Genome-Wide DNA Methylation Profiling Solves Uncertainty in Classifying NSD1 Variants

Abstract

Background: Inactivating NSD1 mutations causing Sotos syndrome have been previously associated with a specific genome-wide DNA methylation (DNAm) pattern. Sotos syndrome is characterized by phenotypic overlap with other overgrowth syndromes, and a definite diagnosis might not be easily reached due to the high prevalence of variants of unknown significance (VoUS) that are identified in patients with a suggestive phenotype.

Objective: we performed microarray DNAm profiling in a set of 11 individuals with a clinical suspicion of Sotos syndrome and carrying an NSD1 VoUS or previously unreported variants to solve uncertainty in defining pathogenicity of the observed variants. The impact of the training cohort size on sensitivity and prediction confidence of the classifier was assessed.

Results: The Sotos syndrome-specific DNAm signature was validated in six individuals with a clinical diagnosis of Sotos syndrome and carrying bona fide pathogenic NSD1 variants. Applying this approach to the remaining 11 individuals with NSD1 variants, we succeeded in confirming pathogenicity in eight subjects and excluding the diagnosis of Sotos syndrome in three. The sensitivity and prediction confidence of the classifier based on the different sizes of the training sets did not show substantial differences, though the overall performance was improved by using a data balancing strategy.

Conclusions: The present approach solved uncertainty in cases with NDS1 VoUS, further demonstrating the clinical utility of DNAm profiling.

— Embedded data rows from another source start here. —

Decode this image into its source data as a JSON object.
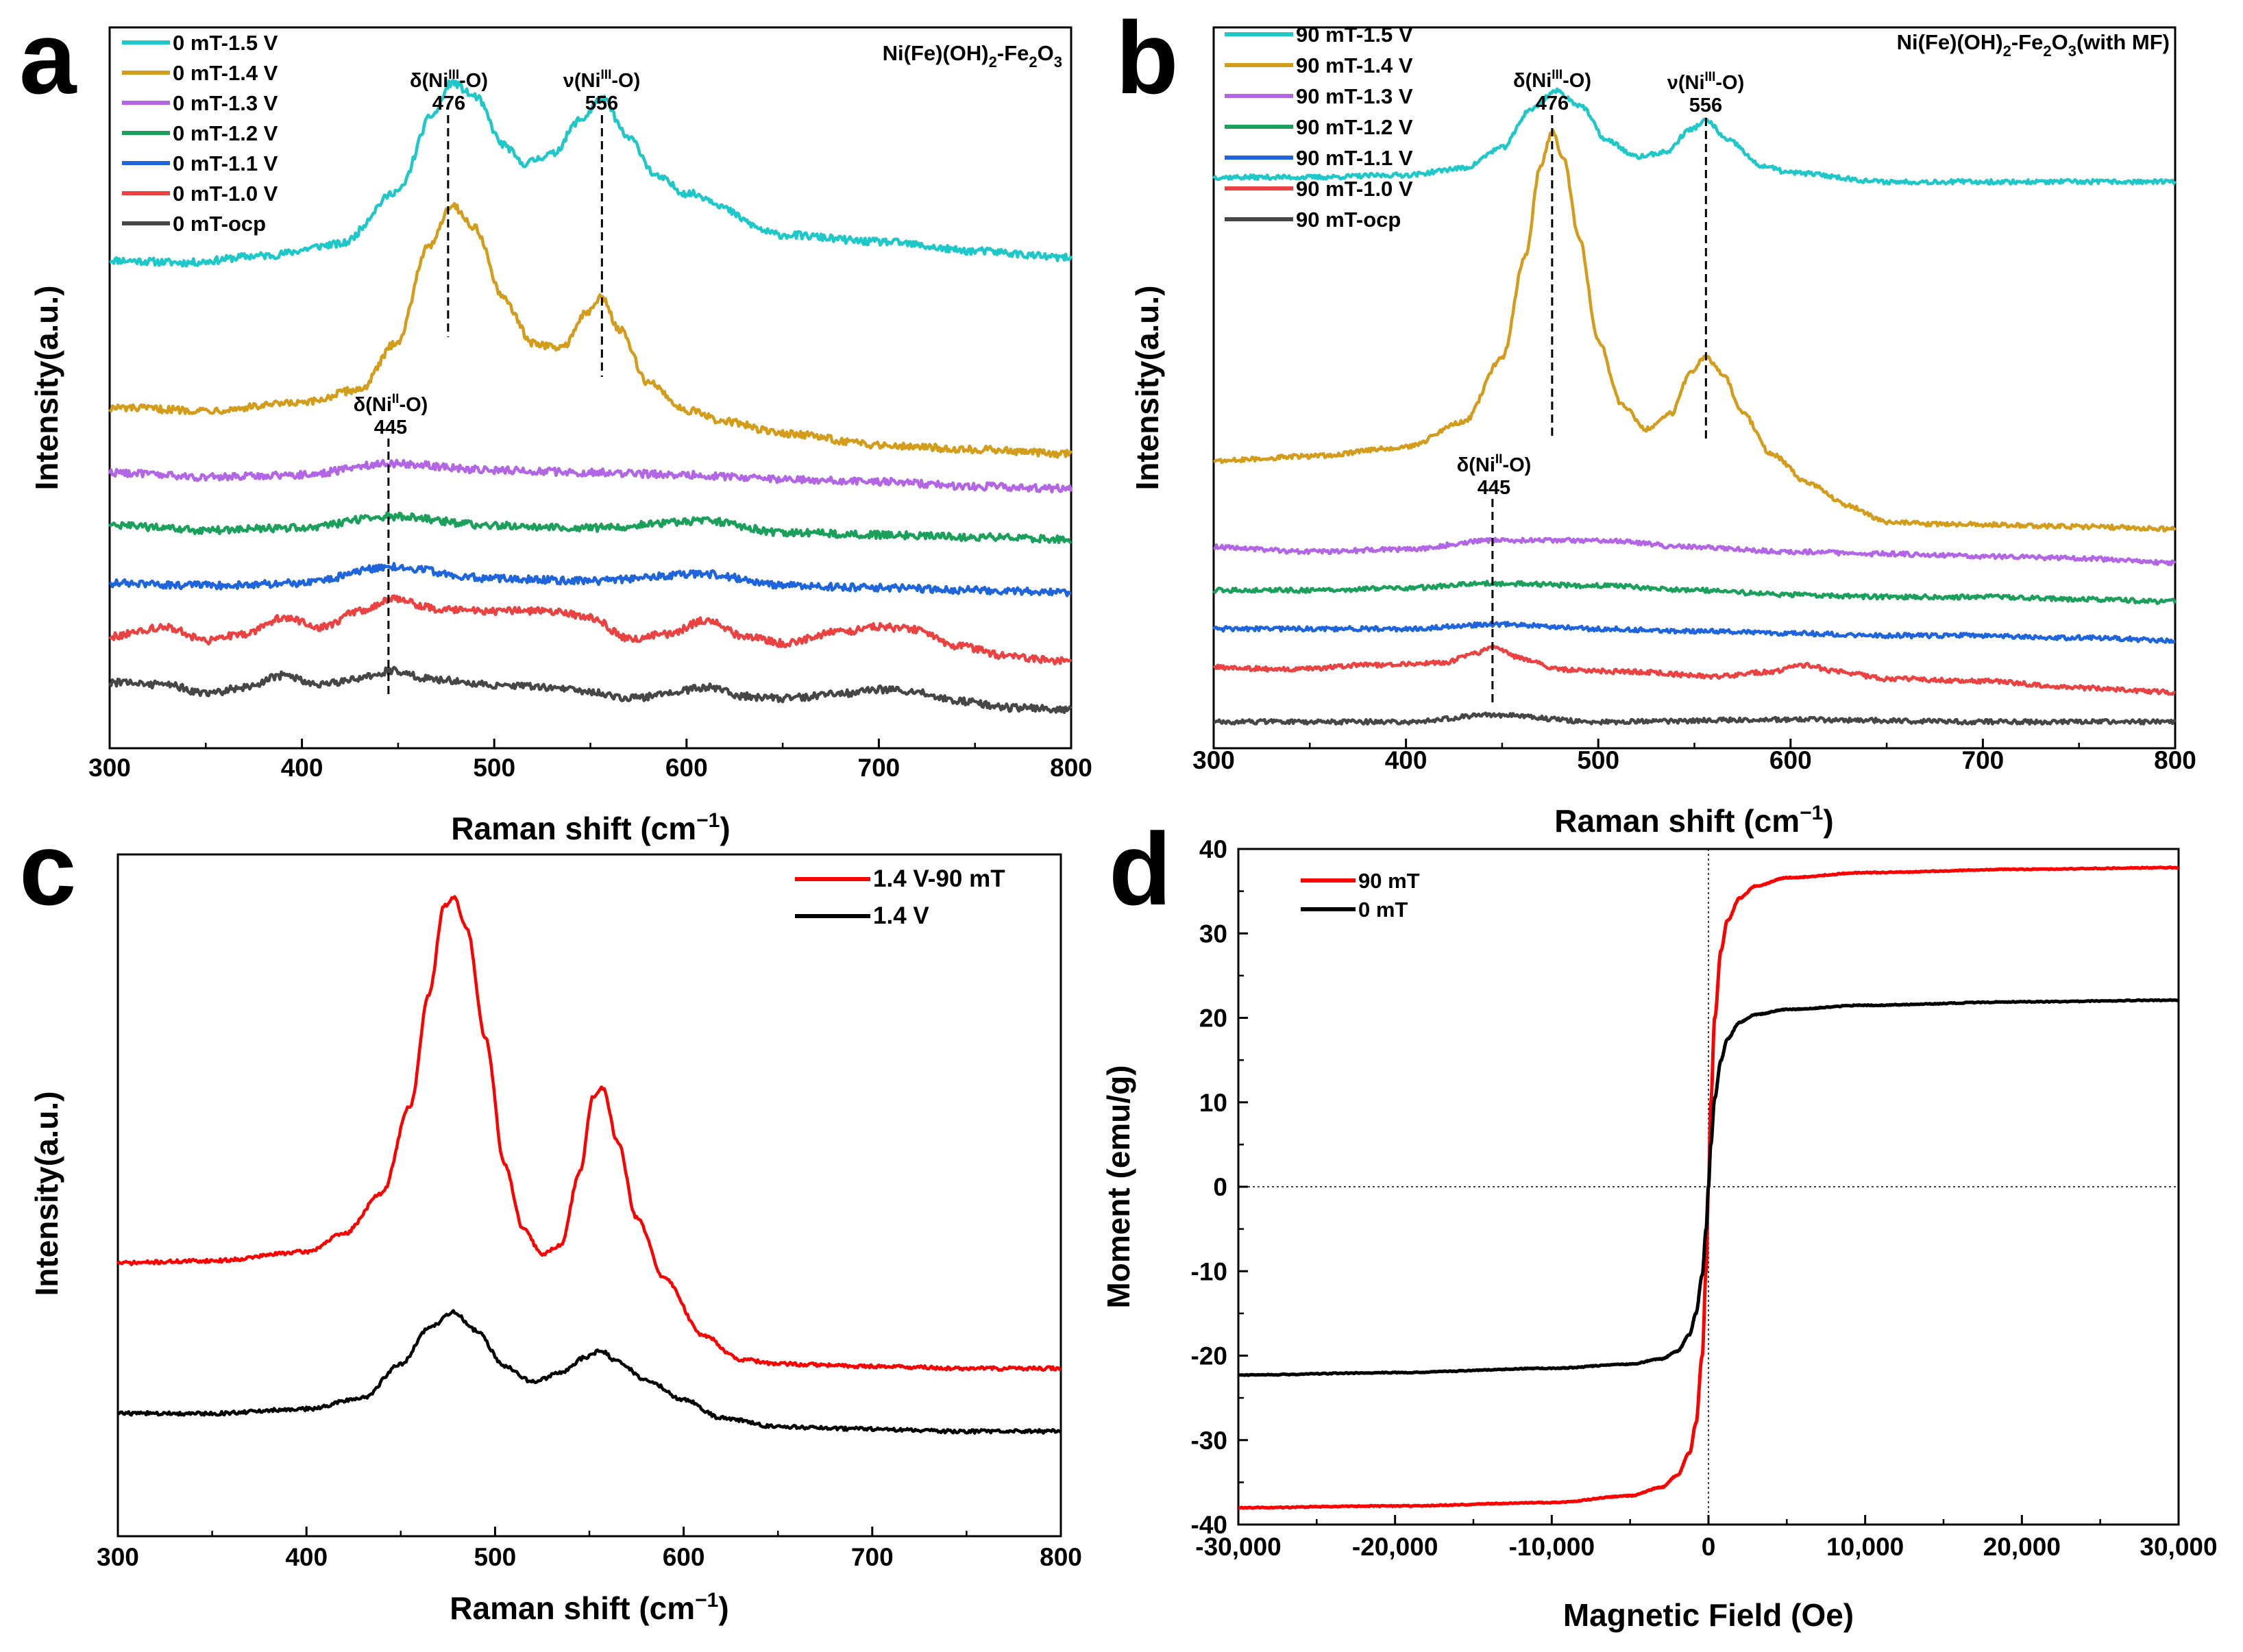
{
  "panels": {
    "a": {
      "letter": "a",
      "title_main": "Ni(Fe)(OH)",
      "title_sub1": "2",
      "title_mid": "-Fe",
      "title_sub2": "2",
      "title_tail": "O",
      "title_sub3": "3",
      "title_end": ""
    },
    "b": {
      "letter": "b",
      "title_main": "Ni(Fe)(OH)",
      "title_sub1": "2",
      "title_mid": "-Fe",
      "title_sub2": "2",
      "title_tail": "O",
      "title_sub3": "3",
      "title_end": "(with MF)"
    },
    "c": {
      "letter": "c"
    },
    "d": {
      "letter": "d"
    }
  },
  "annotations": {
    "delta_nis": "δ(Ni",
    "nu_ni": "ν(Ni",
    "sup3": "III",
    "sup2": "II",
    "o_close": "-O)",
    "peak476": "476",
    "peak556": "556",
    "peak445": "445"
  },
  "chart_data": [
    {
      "id": "a",
      "type": "line",
      "title": "Ni(Fe)(OH)2-Fe2O3",
      "xlabel": "Raman shift (cm⁻¹)",
      "ylabel": "Intensity(a.u.)",
      "xlim": [
        300,
        800
      ],
      "xticks": [
        300,
        400,
        500,
        600,
        700,
        800
      ],
      "y_ticks_shown": false,
      "legend_position": "top-left",
      "series": [
        {
          "name": "0 mT-1.5 V",
          "color": "#1ec8c8",
          "x": [
            300,
            340,
            380,
            420,
            450,
            468,
            478,
            490,
            505,
            515,
            530,
            545,
            556,
            570,
            585,
            600,
            650,
            700,
            750,
            800
          ],
          "y": [
            20.5,
            20.4,
            20.7,
            21.2,
            23.5,
            26.8,
            28.2,
            27.6,
            25.5,
            24.7,
            25.1,
            26.6,
            27.5,
            25.8,
            24.1,
            23.4,
            21.6,
            21.3,
            20.9,
            20.6
          ]
        },
        {
          "name": "0 mT-1.4 V",
          "color": "#d39c1a",
          "x": [
            300,
            350,
            400,
            430,
            450,
            465,
            478,
            490,
            505,
            520,
            535,
            548,
            556,
            565,
            580,
            600,
            620,
            650,
            700,
            750,
            800
          ],
          "y": [
            14.1,
            14.0,
            14.3,
            14.9,
            17.0,
            21.0,
            22.9,
            21.9,
            18.8,
            16.9,
            16.7,
            18.2,
            18.9,
            17.5,
            15.2,
            14.0,
            13.5,
            13.0,
            12.5,
            12.3,
            12.1
          ]
        },
        {
          "name": "0 mT-1.3 V",
          "color": "#b266e6",
          "x": [
            300,
            350,
            400,
            445,
            500,
            550,
            600,
            650,
            700,
            750,
            800
          ],
          "y": [
            11.3,
            11.1,
            11.2,
            11.7,
            11.4,
            11.3,
            11.2,
            11.0,
            10.9,
            10.7,
            10.6
          ]
        },
        {
          "name": "0 mT-1.2 V",
          "color": "#1aa05a",
          "x": [
            300,
            350,
            400,
            445,
            500,
            550,
            610,
            650,
            700,
            750,
            800
          ],
          "y": [
            9.0,
            8.8,
            8.9,
            9.4,
            9.0,
            8.9,
            9.2,
            8.7,
            8.6,
            8.5,
            8.4
          ]
        },
        {
          "name": "0 mT-1.1 V",
          "color": "#1e64dc",
          "x": [
            300,
            350,
            400,
            445,
            500,
            550,
            610,
            650,
            700,
            750,
            800
          ],
          "y": [
            6.5,
            6.4,
            6.5,
            7.2,
            6.7,
            6.6,
            6.9,
            6.4,
            6.3,
            6.2,
            6.1
          ]
        },
        {
          "name": "0 mT-1.0 V",
          "color": "#eb4141",
          "x": [
            300,
            330,
            350,
            370,
            390,
            410,
            430,
            447,
            470,
            500,
            530,
            550,
            570,
            590,
            610,
            630,
            650,
            680,
            700,
            720,
            740,
            770,
            800
          ],
          "y": [
            4.2,
            4.6,
            4.0,
            4.3,
            5.0,
            4.6,
            5.3,
            5.8,
            5.4,
            5.3,
            5.3,
            5.0,
            4.1,
            4.3,
            4.9,
            4.2,
            3.9,
            4.4,
            4.6,
            4.5,
            3.8,
            3.3,
            3.1
          ]
        },
        {
          "name": "0 mT-ocp",
          "color": "#464646",
          "x": [
            300,
            330,
            350,
            370,
            390,
            410,
            430,
            447,
            470,
            500,
            530,
            550,
            570,
            590,
            610,
            630,
            650,
            680,
            700,
            720,
            740,
            770,
            800
          ],
          "y": [
            2.2,
            2.1,
            1.7,
            2.0,
            2.5,
            2.1,
            2.4,
            2.7,
            2.3,
            2.1,
            2.0,
            1.8,
            1.5,
            1.7,
            2.0,
            1.6,
            1.5,
            1.7,
            1.9,
            1.8,
            1.4,
            1.1,
            1.0
          ]
        }
      ],
      "annotations": [
        {
          "label": "δ(NiIII-O)",
          "value": "476",
          "x": 476
        },
        {
          "label": "ν(NiIII-O)",
          "value": "556",
          "x": 556
        },
        {
          "label": "δ(NiII-O)",
          "value": "445",
          "x": 445
        }
      ]
    },
    {
      "id": "b",
      "type": "line",
      "title": "Ni(Fe)(OH)2-Fe2O3(with MF)",
      "xlabel": "Raman shift (cm⁻¹)",
      "ylabel": "Intensity(a.u.)",
      "xlim": [
        300,
        800
      ],
      "xticks": [
        300,
        400,
        500,
        600,
        700,
        800
      ],
      "y_ticks_shown": false,
      "legend_position": "top-left",
      "series": [
        {
          "name": "90 mT-1.5 V",
          "color": "#1ec8c8",
          "x": [
            300,
            350,
            400,
            430,
            450,
            465,
            478,
            490,
            505,
            520,
            535,
            548,
            556,
            568,
            585,
            600,
            650,
            700,
            750,
            800
          ],
          "y": [
            24.0,
            24.0,
            24.1,
            24.4,
            25.3,
            27.0,
            27.8,
            27.2,
            25.6,
            24.9,
            25.1,
            26.1,
            26.5,
            25.6,
            24.5,
            24.2,
            23.8,
            23.8,
            23.8,
            23.8
          ]
        },
        {
          "name": "90 mT-1.4 V",
          "color": "#d39c1a",
          "x": [
            300,
            350,
            400,
            430,
            450,
            462,
            470,
            476,
            482,
            490,
            500,
            512,
            525,
            538,
            548,
            556,
            565,
            575,
            590,
            610,
            630,
            650,
            680,
            700,
            750,
            800
          ],
          "y": [
            11.5,
            11.7,
            12.1,
            13.2,
            16.0,
            20.5,
            24.5,
            26.0,
            24.8,
            21.3,
            16.8,
            14.0,
            12.9,
            13.6,
            15.4,
            16.1,
            15.3,
            13.6,
            11.8,
            10.5,
            9.5,
            8.8,
            8.7,
            8.7,
            8.6,
            8.5
          ]
        },
        {
          "name": "90 mT-1.3 V",
          "color": "#b266e6",
          "x": [
            300,
            350,
            400,
            445,
            500,
            550,
            600,
            650,
            700,
            750,
            800
          ],
          "y": [
            7.7,
            7.5,
            7.6,
            8.0,
            8.0,
            7.7,
            7.5,
            7.4,
            7.3,
            7.2,
            7.0
          ]
        },
        {
          "name": "90 mT-1.2 V",
          "color": "#1aa05a",
          "x": [
            300,
            350,
            400,
            445,
            500,
            550,
            600,
            650,
            700,
            750,
            800
          ],
          "y": [
            5.8,
            5.8,
            5.9,
            6.1,
            6.0,
            5.8,
            5.6,
            5.5,
            5.5,
            5.4,
            5.3
          ]
        },
        {
          "name": "90 mT-1.1 V",
          "color": "#1e64dc",
          "x": [
            300,
            350,
            400,
            445,
            500,
            550,
            600,
            650,
            700,
            750,
            800
          ],
          "y": [
            4.1,
            4.1,
            4.1,
            4.3,
            4.1,
            4.0,
            3.9,
            3.8,
            3.8,
            3.7,
            3.6
          ]
        },
        {
          "name": "90 mT-1.0 V",
          "color": "#eb4141",
          "x": [
            300,
            340,
            380,
            420,
            435,
            445,
            460,
            480,
            520,
            560,
            590,
            607,
            625,
            650,
            700,
            750,
            800
          ],
          "y": [
            2.4,
            2.3,
            2.5,
            2.6,
            3.0,
            3.3,
            2.8,
            2.3,
            2.2,
            2.0,
            2.2,
            2.5,
            2.2,
            1.9,
            1.8,
            1.5,
            1.3
          ]
        },
        {
          "name": "90 mT-ocp",
          "color": "#464646",
          "x": [
            300,
            400,
            445,
            500,
            600,
            700,
            800
          ],
          "y": [
            0.0,
            0.0,
            0.3,
            0.0,
            0.1,
            0.0,
            0.0
          ]
        }
      ],
      "annotations": [
        {
          "label": "δ(NiIII-O)",
          "value": "476",
          "x": 476
        },
        {
          "label": "ν(NiIII-O)",
          "value": "556",
          "x": 556
        },
        {
          "label": "δ(NiII-O)",
          "value": "445",
          "x": 445
        }
      ]
    },
    {
      "id": "c",
      "type": "line",
      "xlabel": "Raman shift (cm⁻¹)",
      "ylabel": "Intensity(a.u.)",
      "xlim": [
        300,
        800
      ],
      "xticks": [
        300,
        400,
        500,
        600,
        700,
        800
      ],
      "y_ticks_shown": false,
      "legend_position": "top-right",
      "series": [
        {
          "name": "1.4 V-90 mT",
          "color": "#ff0000",
          "x": [
            300,
            350,
            400,
            420,
            440,
            455,
            465,
            473,
            478,
            485,
            495,
            505,
            515,
            525,
            535,
            545,
            552,
            557,
            565,
            575,
            590,
            610,
            630,
            650,
            700,
            750,
            800
          ],
          "y": [
            14.5,
            14.6,
            15.0,
            15.8,
            17.6,
            21.5,
            26.5,
            30.4,
            30.8,
            29.4,
            24.5,
            18.9,
            16.0,
            14.9,
            15.3,
            18.6,
            21.9,
            22.3,
            19.9,
            16.5,
            13.8,
            11.3,
            10.2,
            10.0,
            9.9,
            9.8,
            9.8
          ]
        },
        {
          "name": "1.4 V",
          "color": "#000000",
          "x": [
            300,
            350,
            400,
            430,
            450,
            465,
            478,
            490,
            505,
            520,
            535,
            548,
            556,
            565,
            580,
            600,
            620,
            650,
            700,
            750,
            800
          ],
          "y": [
            7.8,
            7.8,
            8.0,
            8.5,
            10.0,
            11.6,
            12.3,
            11.5,
            9.9,
            9.2,
            9.6,
            10.3,
            10.6,
            10.1,
            9.3,
            8.4,
            7.6,
            7.2,
            7.1,
            7.0,
            7.0
          ]
        }
      ]
    },
    {
      "id": "d",
      "type": "line",
      "xlabel": "Magnetic Field (Oe)",
      "ylabel": "Moment (emu/g)",
      "xlim": [
        -30000,
        30000
      ],
      "ylim": [
        -40,
        40
      ],
      "xticks": [
        -30000,
        -20000,
        -10000,
        0,
        10000,
        20000,
        30000
      ],
      "xtick_labels": [
        "-30,000",
        "-20,000",
        "-10,000",
        "0",
        "10,000",
        "20,000",
        "30,000"
      ],
      "yticks": [
        -40,
        -30,
        -20,
        -10,
        0,
        10,
        20,
        30,
        40
      ],
      "ytick_labels": [
        "-40",
        "-30",
        "-20",
        "-10",
        "0",
        "10",
        "20",
        "30",
        "40"
      ],
      "zero_lines": true,
      "legend_position": "top-left",
      "series": [
        {
          "name": "90 mT",
          "color": "#ff0000",
          "x": [
            -30000,
            -20000,
            -10000,
            -5000,
            -3000,
            -2000,
            -1200,
            -800,
            -400,
            -150,
            0,
            150,
            400,
            800,
            1200,
            2000,
            3000,
            5000,
            10000,
            20000,
            30000
          ],
          "y": [
            -38.0,
            -37.8,
            -37.4,
            -36.6,
            -35.6,
            -34.2,
            -31.5,
            -28.0,
            -20.0,
            -10.0,
            0,
            10.0,
            20.0,
            28.0,
            31.5,
            34.2,
            35.6,
            36.6,
            37.2,
            37.6,
            37.8
          ]
        },
        {
          "name": "0 mT",
          "color": "#000000",
          "x": [
            -30000,
            -20000,
            -10000,
            -5000,
            -3000,
            -2000,
            -1200,
            -800,
            -400,
            -150,
            0,
            150,
            400,
            800,
            1200,
            2000,
            3000,
            5000,
            10000,
            20000,
            30000
          ],
          "y": [
            -22.3,
            -22.0,
            -21.5,
            -21.0,
            -20.4,
            -19.5,
            -17.5,
            -15.0,
            -10.5,
            -5.0,
            0,
            5.0,
            10.5,
            15.0,
            17.5,
            19.5,
            20.4,
            21.0,
            21.5,
            21.9,
            22.1
          ]
        }
      ]
    }
  ]
}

Keywords: DNA methylation; NSD1; Sotos syndrome; VoUS validation; differential diagnosis; genomic variant classification; overgrowth.

Figure 1

Facies of three subjects with clinical diagnosis of Sotos syndrome carrying functionally unclassified NSD1 variants. Clinical features of S10 (1 year), S12 (2 years) and S14 (6 months, left panels; 1 year and 3 months, right panels) showing typical Sotos syndrome characteristics. All subjects show macrocephaly, dolichocephaly, broad and prominent forehead, sparse fronto-temporal hair, downslanted palpebral fissures, long and narrow face, and a long/pointed chin.

Figure 2

Mutational landscape for NSD1. MutLand plot for NSD1 (NM_022455.4) [9], showing exons, functional domains and variants reported in ClinVar. Location of the variants included in the present study are also shown, as per different ACMG classification (blue, VoUS; red, likely pathogenic). Positions of the missense and LoF NSD1 variants reported in ClinVar known to be either pathogenic/likely pathogenic (PLP) or benign/likely benign (BLB) are shown (top diagrams), whereas VoUS or variants having conflicting interpretation (CI) reported by ClinVar, either missense or LoF, are shown in the bottom diagram. The cartoons highlight the regions for which MutScore detects significant PLP clustering (orange horizontal bars). A diagram reporting the functional domains of the protein (PHD, yellow; PWWP, red; SET, light green), and plotting the MutScore referred for the entire protein sequence is also shown (third plot from the top).

Figure 3

DNAm array analyses. (A) DNAm profiles in individuals carrying NSD1 variants versus a control cohort. Taking advantage of DNAm levels from the established episignature, MDS plot was used to test/validate sample clustering with respect to the Sotos syndrome training cohort (red, solid circles) and a control group including 295 healthy individuals and subjects with rare neurodevelopmental disorders (blue, solid circles). Tested VoUS are depicted in orange (solid circles), while control subset used for testing are in grey (solid circles). (B) Plot for SVM probability scores from the developed ML-based classifier, showing classification results for the tested samples (VoUS, n = 8, orange solid circles; validation samples, n = 1, red open circles), and the in-house control cohort (grey = testing).